Nach einigen Minuten meldete das armenische Verteidigungsministerium, dass die Einheiten der aserbaidschanischen Streitkräfte gegen 16 Uhr [Ortszeit] das Feuer in Richtung der Soldaten der armenischen Streitkräfte eröffneten, die in der Nähe der Gemeinde Tekh Bauarbeiten durchführten. Die armenische Seite griff zu Vergeltungsmaßnahmen. "Nach vorläufigen Informationen hat die armenische Seite Verluste und Verletzte zu beklagen", hieß es weiter.

Später meldeten die Verteidigungsministerien der beiden Länder die Einstellung der Feindseligkeiten und die Stabilisierung der Lage an der Grenze.
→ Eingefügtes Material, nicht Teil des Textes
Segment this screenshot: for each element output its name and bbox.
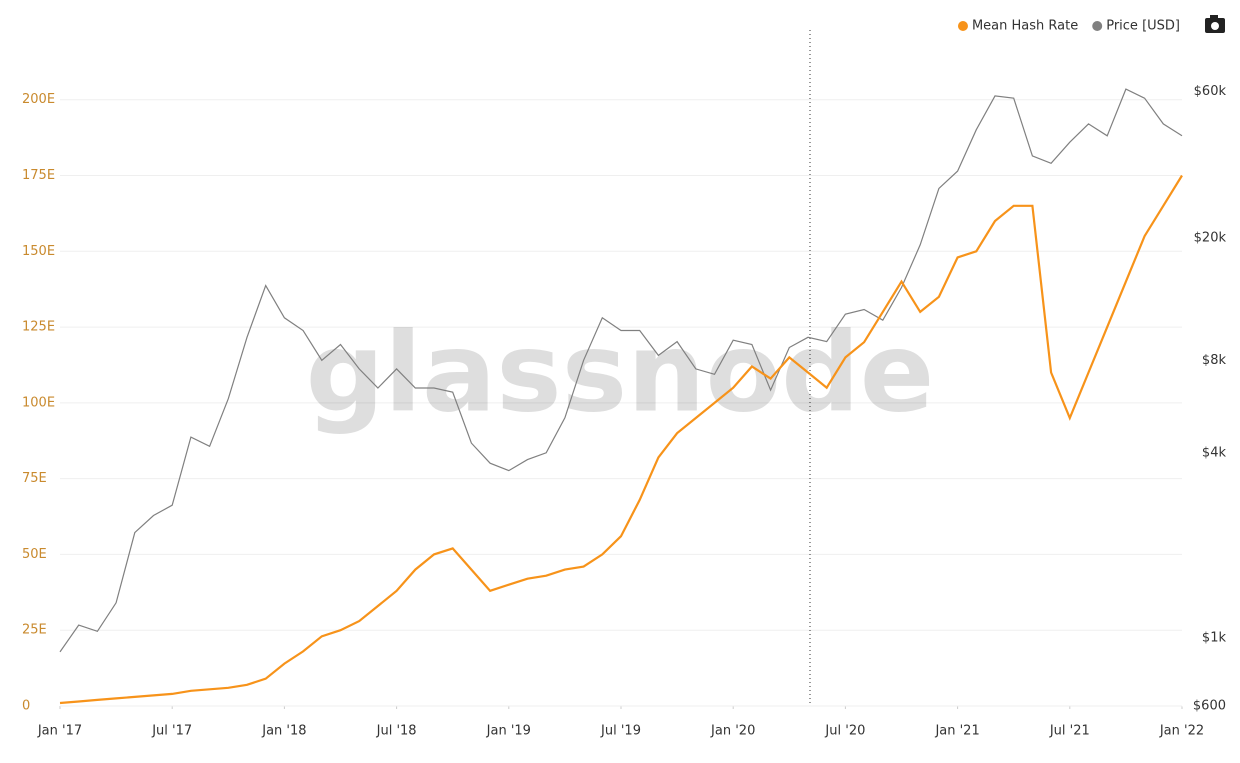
x-tick-label: Jul '18 <box>376 724 417 739</box>
y-tick-label: 125E <box>22 320 55 335</box>
x-tick-label: Jan '19 <box>486 724 531 739</box>
y-tick-label: 50E <box>22 547 47 562</box>
y2-tick-label: $4k <box>1202 445 1227 460</box>
camera-top[interactable] <box>1210 15 1218 19</box>
y-tick-label: 200E <box>22 92 55 107</box>
y-tick-label: 100E <box>22 395 55 410</box>
x-tick-label: Jan '21 <box>934 724 979 739</box>
x-tick-label: Jan '22 <box>1159 724 1204 739</box>
series-line <box>59 174 1183 705</box>
legend-label: Mean Hash Rate <box>972 19 1078 34</box>
series-line <box>59 88 1183 653</box>
y-tick-label: 150E <box>22 244 55 259</box>
camera-lens[interactable] <box>1211 22 1219 30</box>
legend-label: Price [USD] <box>1106 19 1180 34</box>
y-tick-label: 25E <box>22 623 47 638</box>
y2-tick-label: $60k <box>1194 84 1227 99</box>
y2-tick-label: $8k <box>1202 353 1227 368</box>
x-tick-label: Jul '17 <box>151 724 192 739</box>
y-tick-label: 175E <box>22 168 55 183</box>
legend-marker <box>1092 21 1103 31</box>
legend-marker <box>957 21 968 31</box>
y2-tick-label: $1k <box>1202 630 1227 645</box>
y2-tick-label: $600 <box>1193 699 1226 714</box>
y-tick-label: 75E <box>22 471 47 486</box>
y2-tick-label: $20k <box>1194 230 1227 245</box>
x-tick-label: Jan '17 <box>37 724 82 739</box>
x-tick-label: Jan '20 <box>710 724 755 739</box>
x-tick-label: Jul '21 <box>1049 724 1090 739</box>
y-tick-label: 0 <box>22 699 30 714</box>
x-tick-label: Jul '19 <box>600 724 641 739</box>
x-tick-label: Jan '18 <box>261 724 306 739</box>
x-tick-label: Jul '20 <box>824 724 865 739</box>
camera-icon[interactable] <box>1205 15 1225 33</box>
Bislang wurden offiziell vier Soldaten auf armenischer Seite für tot und sechs für verwundet erklärt, während drei Soldaten auf aserbaidschanischer Seite für tot erklärt wurden.

Reaktion Russlands

Bei einem Briefing für Journalisten am 12. April erklärte Maria Zakharova, die offizielle Vertreterin des russischen Außenministeriums, dass Vertreter der Streitkräfte und des Grenzdienstes des Föderalen Sicherheitsdienstes (FSB) Russlands Maßnahmen zur Deeskalation der Situation in der Nähe des Dorfes Tekh in der Region Syunik in Armenien ergriffen hätten. 

"Am 11. April kam es zu einem bewaffneten Zwischenfall an der Kontaktlinie in der Nähe des Dorfes Tekh. Es gibt Tote und Verletzte", teilte das russische Außenministerium mit. "Die Vertreter der Streitkräfte und des Grenzdienstes des russischen Geheimdienstes FSB, die sich vor Ort befanden, nahmen sofort Kontakt mit den Verantwortlichen in Armenien und Aserbaidschan auf und ergriffen Maßnahmen zur Deeskalation", teilte Zakharova mit. Die russische Diplomatin betonte, der Vorfall bestätige einmal mehr die Notwendigkeit der strikten Einhaltung des Komplexes der trilateralen Vereinbarungen zwischen den Führungen Russlands, Armeniens und Aserbaidschans.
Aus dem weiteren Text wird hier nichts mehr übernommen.